Ein ganzes Jahr lang habe ich Dich um eine einzige Unterredung gebeten, Philipp! Du biſt ohne Gnade geweſen und deshalb iſt es auch Gott geweſen.

Gott, wiederholte er, waͤhrend er mit ſanfter Gewalt ſeine fruͤhere Gattin aufhob und ſie auf das Sopha ſetzte, vor welches er ſeinen eigenen Stuhl ſchob,Gott haſt Du ja ſo wohl gefunden, daß man ſogar behauptet, Du lehrteſt auch Andere, wie ſie ihn finden ſollten.
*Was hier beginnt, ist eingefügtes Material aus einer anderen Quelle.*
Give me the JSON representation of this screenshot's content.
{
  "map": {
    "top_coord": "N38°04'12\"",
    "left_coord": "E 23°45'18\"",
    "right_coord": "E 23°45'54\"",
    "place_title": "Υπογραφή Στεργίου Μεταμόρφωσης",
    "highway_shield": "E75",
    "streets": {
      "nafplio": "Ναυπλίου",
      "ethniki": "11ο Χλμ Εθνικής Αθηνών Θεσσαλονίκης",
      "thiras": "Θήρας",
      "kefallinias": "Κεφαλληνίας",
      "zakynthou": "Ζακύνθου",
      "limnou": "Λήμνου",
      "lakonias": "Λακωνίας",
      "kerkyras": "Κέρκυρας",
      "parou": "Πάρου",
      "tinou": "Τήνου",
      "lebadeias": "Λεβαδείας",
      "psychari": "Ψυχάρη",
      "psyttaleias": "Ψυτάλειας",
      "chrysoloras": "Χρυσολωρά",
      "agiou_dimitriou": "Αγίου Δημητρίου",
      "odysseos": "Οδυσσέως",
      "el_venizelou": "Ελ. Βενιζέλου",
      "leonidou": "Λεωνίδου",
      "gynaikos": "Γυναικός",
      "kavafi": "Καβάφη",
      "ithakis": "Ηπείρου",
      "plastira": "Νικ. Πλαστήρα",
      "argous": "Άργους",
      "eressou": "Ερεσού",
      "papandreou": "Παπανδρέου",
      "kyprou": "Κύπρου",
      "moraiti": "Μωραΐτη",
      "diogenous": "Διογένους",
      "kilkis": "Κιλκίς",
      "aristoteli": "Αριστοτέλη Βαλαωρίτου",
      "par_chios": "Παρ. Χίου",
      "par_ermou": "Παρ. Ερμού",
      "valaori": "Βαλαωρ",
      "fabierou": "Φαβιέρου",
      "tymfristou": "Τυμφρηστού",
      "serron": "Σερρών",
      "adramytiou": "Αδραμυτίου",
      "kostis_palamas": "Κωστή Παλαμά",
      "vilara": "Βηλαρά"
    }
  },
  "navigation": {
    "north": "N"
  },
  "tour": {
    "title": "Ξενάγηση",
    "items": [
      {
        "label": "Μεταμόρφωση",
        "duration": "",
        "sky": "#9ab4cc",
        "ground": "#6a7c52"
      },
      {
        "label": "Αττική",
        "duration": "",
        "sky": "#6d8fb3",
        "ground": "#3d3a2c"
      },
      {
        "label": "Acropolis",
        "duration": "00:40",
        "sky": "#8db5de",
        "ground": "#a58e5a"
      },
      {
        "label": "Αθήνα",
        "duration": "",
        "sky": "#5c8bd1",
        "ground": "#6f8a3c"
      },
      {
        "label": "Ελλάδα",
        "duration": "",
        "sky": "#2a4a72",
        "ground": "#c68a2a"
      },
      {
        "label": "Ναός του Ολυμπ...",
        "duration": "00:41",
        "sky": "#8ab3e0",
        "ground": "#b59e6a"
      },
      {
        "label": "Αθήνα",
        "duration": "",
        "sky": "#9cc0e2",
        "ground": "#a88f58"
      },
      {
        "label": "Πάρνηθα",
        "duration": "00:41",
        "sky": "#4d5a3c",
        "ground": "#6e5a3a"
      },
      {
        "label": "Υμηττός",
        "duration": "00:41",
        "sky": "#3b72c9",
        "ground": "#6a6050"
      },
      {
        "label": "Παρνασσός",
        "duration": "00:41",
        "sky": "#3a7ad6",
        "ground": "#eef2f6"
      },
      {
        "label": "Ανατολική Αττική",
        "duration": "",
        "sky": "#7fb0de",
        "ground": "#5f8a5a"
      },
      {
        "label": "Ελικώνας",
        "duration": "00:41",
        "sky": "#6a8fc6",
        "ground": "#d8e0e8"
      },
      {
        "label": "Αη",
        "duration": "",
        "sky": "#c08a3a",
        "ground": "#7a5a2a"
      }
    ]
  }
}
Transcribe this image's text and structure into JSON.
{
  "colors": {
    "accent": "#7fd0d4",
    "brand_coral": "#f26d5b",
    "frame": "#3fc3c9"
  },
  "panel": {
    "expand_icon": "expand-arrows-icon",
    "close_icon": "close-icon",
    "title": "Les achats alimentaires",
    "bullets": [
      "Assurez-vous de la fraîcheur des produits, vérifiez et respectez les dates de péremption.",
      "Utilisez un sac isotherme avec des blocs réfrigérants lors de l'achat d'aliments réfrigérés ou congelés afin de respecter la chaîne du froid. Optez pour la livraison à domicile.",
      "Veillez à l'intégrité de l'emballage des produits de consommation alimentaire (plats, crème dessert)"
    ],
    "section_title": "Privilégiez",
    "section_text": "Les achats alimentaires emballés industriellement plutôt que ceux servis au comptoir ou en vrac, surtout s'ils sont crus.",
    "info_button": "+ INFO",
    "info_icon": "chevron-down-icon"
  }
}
Ich habe verſucht, fromm und andaͤchtig zu werden. Ich habe zuweilen geglaubt, es zu ſein; aber dieſes Mittel, welches betaͤuben ſollte, hat mich ebenſo arm und machtlos verlaſſen, als ich war, bevor ich es verſuchte. Ich bin eine Prophetin, eine Traͤumerin geweſen. Waͤhrend meines Deliriums habe ich Andere inſpirirt... Aber ich bin erwacht man hat das Ungluͤck zu erwachen und ich habe gefunden, daß Alles zuſammen nur ein Anfall von Wahnſinn war, der von Andern fuͤr den Ausdruck eines wietlichen Seher⸗ vermoͤgens gehalten ward.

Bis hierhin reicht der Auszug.